Monday, 7 November 2011

WOOD SIGHTS & SCENTS

  The first thing that greeted me as we started our walk this mist heavy morning, was the wonderful smell of wood smoke. A pile of Sitka Spruce brashings were gently smouldering away, and a sweet-scented, white cloud wafted across the only recently flooded field ...
Earlier this year, the Sitka stand had been harvested after 45 years of growth, a long time for the farmer who planted it when aged just 22, to get paid for a slow growing cash crop. The machine that did it was an amazing sight, cutting and lifting the tall heavy trees as if they were mere matchsticks, before speedily stripping the branches in a few, fast minutes Then the on-board computer measured the width and according to that, automatically cut the trunks to the right lengths and just tossed them aside like some playful giant. Another machine then lifted the lengths onto a heavy duty flat-bed lorry and took them across the field to stack them up for the huge transporters to take them away for usage elsewhere. Not all the brashings will be burnt, but they will provide shelter for the new generation of Sitka saplings due to be planted next year after the ground has rested. and his son will be the one to see these trees harvested. One wonders what the newest machinery then will be like? They seem to be incredibly sophisticated already. Wow!

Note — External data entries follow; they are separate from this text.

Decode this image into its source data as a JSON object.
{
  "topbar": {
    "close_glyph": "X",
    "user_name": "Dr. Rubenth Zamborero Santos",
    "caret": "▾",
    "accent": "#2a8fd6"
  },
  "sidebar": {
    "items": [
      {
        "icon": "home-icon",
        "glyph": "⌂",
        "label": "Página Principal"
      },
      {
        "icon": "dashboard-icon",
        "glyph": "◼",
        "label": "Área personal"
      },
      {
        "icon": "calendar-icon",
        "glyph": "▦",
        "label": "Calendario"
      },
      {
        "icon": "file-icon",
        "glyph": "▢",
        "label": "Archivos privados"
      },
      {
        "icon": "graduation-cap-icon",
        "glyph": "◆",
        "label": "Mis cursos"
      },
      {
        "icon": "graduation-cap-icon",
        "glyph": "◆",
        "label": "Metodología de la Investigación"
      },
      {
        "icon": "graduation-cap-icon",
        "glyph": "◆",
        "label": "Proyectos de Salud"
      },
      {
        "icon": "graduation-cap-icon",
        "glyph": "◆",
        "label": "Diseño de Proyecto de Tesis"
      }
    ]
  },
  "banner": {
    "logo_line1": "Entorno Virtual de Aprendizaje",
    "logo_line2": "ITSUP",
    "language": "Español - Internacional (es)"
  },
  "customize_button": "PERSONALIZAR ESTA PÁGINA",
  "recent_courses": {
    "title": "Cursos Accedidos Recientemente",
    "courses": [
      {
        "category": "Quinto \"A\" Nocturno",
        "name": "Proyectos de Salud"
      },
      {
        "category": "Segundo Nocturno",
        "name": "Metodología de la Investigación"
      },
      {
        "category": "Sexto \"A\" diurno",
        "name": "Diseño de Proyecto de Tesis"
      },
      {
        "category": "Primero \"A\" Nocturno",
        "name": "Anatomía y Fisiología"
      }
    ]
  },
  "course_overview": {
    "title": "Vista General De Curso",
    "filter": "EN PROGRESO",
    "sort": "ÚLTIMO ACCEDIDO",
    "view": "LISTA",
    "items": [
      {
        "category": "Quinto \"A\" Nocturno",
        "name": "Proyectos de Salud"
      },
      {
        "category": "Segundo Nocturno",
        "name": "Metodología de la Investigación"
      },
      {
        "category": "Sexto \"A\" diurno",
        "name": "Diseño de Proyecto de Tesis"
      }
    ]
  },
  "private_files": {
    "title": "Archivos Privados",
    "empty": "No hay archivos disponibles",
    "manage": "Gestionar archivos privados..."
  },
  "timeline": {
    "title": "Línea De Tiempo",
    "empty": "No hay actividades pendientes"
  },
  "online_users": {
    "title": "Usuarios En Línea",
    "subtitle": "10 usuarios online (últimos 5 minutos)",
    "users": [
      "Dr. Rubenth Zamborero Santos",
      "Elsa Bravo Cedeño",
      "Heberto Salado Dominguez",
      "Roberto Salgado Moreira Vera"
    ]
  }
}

  I carried on under the shroud of mist (again in necessary wellies)  to see what else is new, the sheep watched me as they sauntered slowly up along the hawthorn hedgerow
Today turned out to be about wood in various ways, no surprises there then ....
except to see how very bare of leaves some of the breeze exposed beech trees are now
But there was another surprise in store for me, the beginnings of pleaching an old hedge.
Pleaching means to interweave and creates wonderful windbreaks in boundary fences. The prickliness of the hawthorn made it an excellent tree for farmland boundaries and also provides excellent habitats for small birds and insects in wide pasture  areas. So it made a lovely sight this morning to see the first steps being made to revive another hedge.
As the song says, "The first cut is the deepest." and at first it may seem rather cruel ...
but then the wood is bent over lower and supported with stakes to create a thicker space.
What is amazing is, that come the spring, there will be masses of young healthy shoots bursting vigorously from the old, seemingly tired old wood and a new sturdy hedge will begin to form where once there was just a straggly line of emaciated looking trees. I look forward to seeing how it progresses and this time next year taking more photos of it here
The photo below, shows just a years growth on a hawthorn hedge higher up the pasture.
Something I love about freshly cut hawthorn is the deep.rich orange colour of  the wood
the fresh scent of it, like any recently sawn timber, is just a delight on a dull misty morning
and on this piece the saw marks have created an almost celtic design across the grain.
In folk lore it is said that by looking after your hawthorn, the fairy folk will ensure that you will be granted extra good fortune, well I hope the celtic faery clans, do just that.